Também não exagéremos!
O casal passeava o cãozinho de quarto de quilo pela manhã solarenga e ventosa da marginal de Matosinhos. Nisto, o fraldiqueiro, que é como as pessoas, só lhe falta falar, apertou-se-lhe a vontade e urinou com grande pertinácia no famoso passeio mandado construir no reinado de D. Narciso Miranda e que já está bom para ser deitado ao lixo.
O pai do cão, quero dizer o homem, olhou ao redor e resolveu dar uma lição de civilidade a quem por ali passava àquela hora de quem não tem palha no ninho. Quer-se dizer: a mim. E mandou à mulher, quero dizer à mãe do cão: - Trazes o saquinho?, limpa aí o chichi!
- O chichi? - chispou a madama. - Então eu vou andar ali com as mãos a apanhar o mijo? Também não exagéremos!
Suspeito que estou de acordo com a pragmática senhora. Realmente, também não exagéremos...
Meia dose de xenofobia
A chinesinha descia a rua em direcção à praia, e levava o cão pela trela. Achei aquilo tão esquisito. Como se eu levasse a passear um frango de churrasco.
Podia acontecer
A madama tinha um cão ao colo e, entre as pernas mas ao nível dos sapatos de tacão altíssimo, uma bolsa com rede e design. Era uma madama jovem, bela e produzida, esperável ao volante de um Porsche Cayenne e a lamber o telemóvel, e não ali, no banco do autocarro e a ser lambida pelo cão. O cão era a condizer: sucinto, peludo, de marca, transpirando pedigree por todos os poros. Uma fofura.
Sentia-se-lhes um orgulho mútuo, percebia-se uma relação muito bonita. Que ternura! A madama babada beijava o lingrinhas barbudo e o lingrinhas barbudo e babado beijava a madama babada. Beijavam-se na boca. Lambiam-se, se não me engano.
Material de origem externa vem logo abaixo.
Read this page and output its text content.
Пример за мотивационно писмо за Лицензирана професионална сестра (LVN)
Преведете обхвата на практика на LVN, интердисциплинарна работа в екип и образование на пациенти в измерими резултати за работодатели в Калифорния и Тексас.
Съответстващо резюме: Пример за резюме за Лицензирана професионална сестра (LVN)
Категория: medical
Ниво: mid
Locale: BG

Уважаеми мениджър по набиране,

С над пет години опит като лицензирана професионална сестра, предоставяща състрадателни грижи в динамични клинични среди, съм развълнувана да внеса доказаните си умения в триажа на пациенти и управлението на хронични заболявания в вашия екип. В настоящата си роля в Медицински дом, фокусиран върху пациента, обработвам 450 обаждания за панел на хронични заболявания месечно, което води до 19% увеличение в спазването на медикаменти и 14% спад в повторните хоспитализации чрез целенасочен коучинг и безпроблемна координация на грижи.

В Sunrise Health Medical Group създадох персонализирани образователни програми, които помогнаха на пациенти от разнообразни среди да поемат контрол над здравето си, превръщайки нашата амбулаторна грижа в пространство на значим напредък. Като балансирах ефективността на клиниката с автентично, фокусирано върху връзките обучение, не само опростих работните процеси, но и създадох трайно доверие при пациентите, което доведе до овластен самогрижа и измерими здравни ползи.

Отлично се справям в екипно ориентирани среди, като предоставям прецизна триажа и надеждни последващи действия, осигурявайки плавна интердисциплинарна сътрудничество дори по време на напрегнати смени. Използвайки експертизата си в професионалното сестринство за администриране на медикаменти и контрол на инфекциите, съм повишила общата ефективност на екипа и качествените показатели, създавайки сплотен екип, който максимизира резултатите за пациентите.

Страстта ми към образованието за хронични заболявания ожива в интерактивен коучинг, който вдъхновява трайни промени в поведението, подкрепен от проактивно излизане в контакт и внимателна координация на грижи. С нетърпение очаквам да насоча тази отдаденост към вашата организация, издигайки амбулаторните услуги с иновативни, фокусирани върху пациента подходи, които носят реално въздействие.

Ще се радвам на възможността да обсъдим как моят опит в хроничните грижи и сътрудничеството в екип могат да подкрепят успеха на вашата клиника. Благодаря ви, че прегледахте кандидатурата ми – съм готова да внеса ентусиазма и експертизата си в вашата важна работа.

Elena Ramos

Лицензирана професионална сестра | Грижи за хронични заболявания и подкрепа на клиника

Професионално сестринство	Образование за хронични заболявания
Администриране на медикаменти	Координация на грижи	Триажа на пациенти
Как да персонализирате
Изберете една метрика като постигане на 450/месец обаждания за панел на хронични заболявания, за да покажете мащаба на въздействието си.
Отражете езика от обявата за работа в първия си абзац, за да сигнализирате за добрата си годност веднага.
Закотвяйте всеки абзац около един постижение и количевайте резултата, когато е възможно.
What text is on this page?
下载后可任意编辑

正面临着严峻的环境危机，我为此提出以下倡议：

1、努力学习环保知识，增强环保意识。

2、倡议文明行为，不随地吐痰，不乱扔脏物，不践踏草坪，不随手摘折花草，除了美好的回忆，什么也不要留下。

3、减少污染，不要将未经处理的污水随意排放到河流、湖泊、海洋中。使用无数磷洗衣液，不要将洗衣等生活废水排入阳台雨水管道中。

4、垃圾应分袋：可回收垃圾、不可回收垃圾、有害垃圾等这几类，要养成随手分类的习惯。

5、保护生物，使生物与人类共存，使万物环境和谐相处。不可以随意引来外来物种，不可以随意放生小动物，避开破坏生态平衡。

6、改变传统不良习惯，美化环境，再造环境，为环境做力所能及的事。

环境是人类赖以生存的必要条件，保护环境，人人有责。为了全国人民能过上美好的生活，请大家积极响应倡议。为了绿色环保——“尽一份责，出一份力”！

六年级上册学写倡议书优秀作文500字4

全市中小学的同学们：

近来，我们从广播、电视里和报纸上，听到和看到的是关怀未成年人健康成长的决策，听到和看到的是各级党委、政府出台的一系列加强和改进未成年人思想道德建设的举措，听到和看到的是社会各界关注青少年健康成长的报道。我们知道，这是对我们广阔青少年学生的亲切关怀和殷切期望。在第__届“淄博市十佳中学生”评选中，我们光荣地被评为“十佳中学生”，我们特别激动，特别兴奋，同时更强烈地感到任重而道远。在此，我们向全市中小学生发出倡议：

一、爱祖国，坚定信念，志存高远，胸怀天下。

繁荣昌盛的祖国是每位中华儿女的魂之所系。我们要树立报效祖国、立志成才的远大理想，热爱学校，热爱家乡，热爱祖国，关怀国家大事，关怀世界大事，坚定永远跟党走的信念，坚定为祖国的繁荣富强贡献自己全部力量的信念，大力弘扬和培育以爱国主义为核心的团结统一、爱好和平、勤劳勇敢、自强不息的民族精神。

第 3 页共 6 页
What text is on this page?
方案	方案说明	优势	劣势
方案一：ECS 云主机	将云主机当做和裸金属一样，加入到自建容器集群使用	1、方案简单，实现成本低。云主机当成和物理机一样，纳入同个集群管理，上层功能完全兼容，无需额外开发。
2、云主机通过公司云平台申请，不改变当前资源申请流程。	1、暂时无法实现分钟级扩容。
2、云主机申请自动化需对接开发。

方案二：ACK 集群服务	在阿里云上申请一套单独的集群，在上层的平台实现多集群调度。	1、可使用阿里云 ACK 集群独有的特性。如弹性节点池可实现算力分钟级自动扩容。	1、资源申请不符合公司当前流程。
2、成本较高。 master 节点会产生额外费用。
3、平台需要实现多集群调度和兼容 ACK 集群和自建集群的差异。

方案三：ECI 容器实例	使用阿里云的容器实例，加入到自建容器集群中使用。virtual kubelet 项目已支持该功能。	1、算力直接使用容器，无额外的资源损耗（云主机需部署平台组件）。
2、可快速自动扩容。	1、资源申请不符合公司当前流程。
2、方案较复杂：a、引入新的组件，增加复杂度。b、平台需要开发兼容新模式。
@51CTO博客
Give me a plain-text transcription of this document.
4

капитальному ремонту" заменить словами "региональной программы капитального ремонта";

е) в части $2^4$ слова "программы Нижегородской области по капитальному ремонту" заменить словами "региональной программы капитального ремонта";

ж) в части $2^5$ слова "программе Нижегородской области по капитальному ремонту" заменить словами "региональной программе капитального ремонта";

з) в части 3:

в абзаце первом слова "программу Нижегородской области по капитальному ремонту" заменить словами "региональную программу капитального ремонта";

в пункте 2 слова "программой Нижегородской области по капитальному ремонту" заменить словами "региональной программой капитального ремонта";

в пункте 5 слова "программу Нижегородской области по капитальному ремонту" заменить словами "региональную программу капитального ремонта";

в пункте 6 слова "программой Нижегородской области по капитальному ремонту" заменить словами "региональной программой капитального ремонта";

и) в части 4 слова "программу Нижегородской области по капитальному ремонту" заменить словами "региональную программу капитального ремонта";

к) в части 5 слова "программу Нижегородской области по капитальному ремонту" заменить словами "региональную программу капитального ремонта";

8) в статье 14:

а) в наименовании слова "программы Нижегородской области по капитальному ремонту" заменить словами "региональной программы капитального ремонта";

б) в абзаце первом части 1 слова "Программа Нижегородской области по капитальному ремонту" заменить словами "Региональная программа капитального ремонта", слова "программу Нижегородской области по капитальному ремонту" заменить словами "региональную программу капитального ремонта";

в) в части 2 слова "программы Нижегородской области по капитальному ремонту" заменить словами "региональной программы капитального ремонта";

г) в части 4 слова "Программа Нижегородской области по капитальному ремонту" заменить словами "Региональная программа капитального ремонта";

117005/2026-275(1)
A madama falava xi-qui-pi-ri-qui-ti-nhu-nhu-nhu-meu-querido-mais-beijinho-mais-beijinho-mais-beijinho-da-mamã e o xi-qui-pi-ri-qui-ti-nhu-nhu-nhu-meu-querido-mais-beijinho-mais-beijinho-mais-beijinho-da-mamã não dizia nada mas apenas por ser cão e por gostar de festas nos genitais e não querer interromper a coisa. Realmente só lhe faltava falar, ao cão, como muito bem observou o autocarro em coro, era o 500, e até eu me comovi, eu que, como sabem, mantenho um ancestral e desagradável contencioso com os canídeos de uma forma geral, e cuido que a culpa não é minha. A cena deu-me também um bocado de tesão.
A madama apeou-se na Foz, na paragem do Molhe, sempre com o cão ao colo, sempre xi-qui-pi-ri-qui-ti-nhu-nhu-nhu-meu-querido-mais-beijinho-mais-beijinho-mais-beijinho-da-mamã. Com a mão de vago, pousou no passeio a bolsa com rede e design, abriu-a e retirou um bebé de meses. Menino, vestia azul. Também era giro. E só lhe faltava falar.